Sumiteru Taniguchi, still struggling from his injuries, travels with respiratory equipment. He tells his tale and lifts his shirt with arms that reveal melted skin to show the world where his rib cage had once been.

"Every day I wondered when I would die. Every day I would scream, Kill me! Kill me!"

Mikiso Iwasa, who had taken refuge behind his house, returned days later to search for his mother. She had been burnt beyond recognition.

"That wasn't a human, it was a thing. My mother was killed as a thing. Not as a human."

For a month afterward, he says he walked through the streets of Hiroshima looking for his sister and any help he could find.

"After that month, I started showing symptoms of illness – red spots appeared on my body, my throat hurt, I couldn't eat, I had a temperature, my gums bled, and my hair fell out. For 20 days I remained in bed, on the verge of death," said Iwasa.

"For 12 years the Hibakusha were left to themselves. So we helped each other. Especially because we were sick, we [couldn't] work. "If we do get a job, we get sick again. We lived with our sickness."

SEEKING TO RID THE WORLD OF NUCLEAR WEAPONS

According to recent statistics by the Japanese Ministry of Health there are around 227,000 Hibakusha left. They include not only the survivors of the bombs, but also the fetuses that were being carried by their mothers at the time.

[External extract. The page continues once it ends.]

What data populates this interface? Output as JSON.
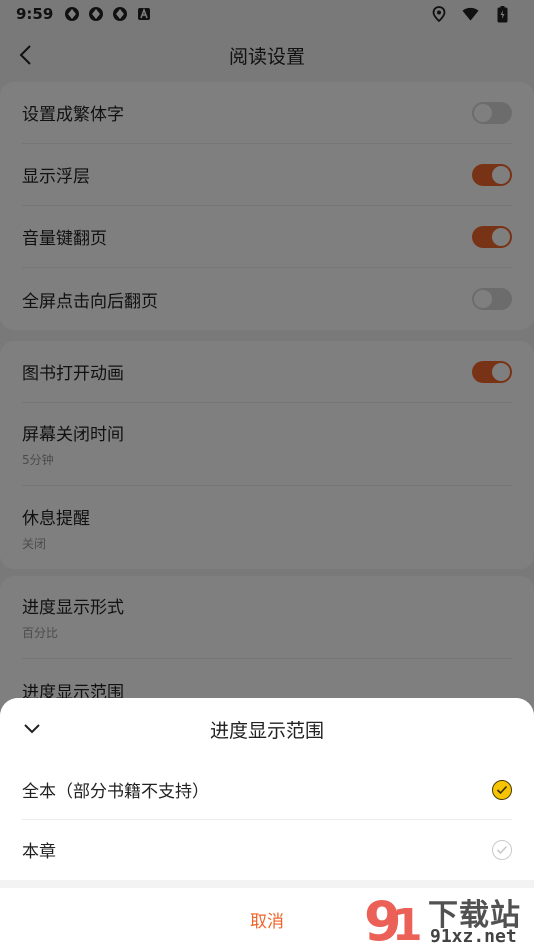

Many who survived the bomb, died later because of a lack of medical infrastructure and assistance from the Japanese government, which was struggling to recover from the attacks. Radiation sickness was not understood in the years immediately following the bombings, and many of the Hibakusha found themselves ostracized from society.

But in 1957, 12 years after the explosions, a law was enacted, formally recognizing the survivors as the Hibakusha, and they were finally able to receive the medical treatment they deserved.

The Bulletin of Atomic Scientists estimates there are nearly 8,000 operational nuclear weapons around the world.

After a year of intense negotiations, the United States and Russia agreed in March to the most comprehensive arms control agreement in nearly two decades. If the START treaty is ratified by the Senate and Russian Parliament, it will cut the nuclear arsenals of both countries from around 2,200 deployed warheads each to 1,550.

The Hibakusha are quick to remind the world that it took merely two bombs, considered weak by today's standards, to wreak absolute devastation.

As they gather in the now rebuilt cities of Hiroshima and Nagasaki, on they are using the 65th anniversary of the bombings to warn the world of what they suffered.

"We have overcome and in order to not let the human race experience such atrocities, we have come to say abolish nuclear weapons and never create Hibakusha again," said Iwasa. "This is not something that we're doing for ourselves, but for you and all people to never have to experience this again."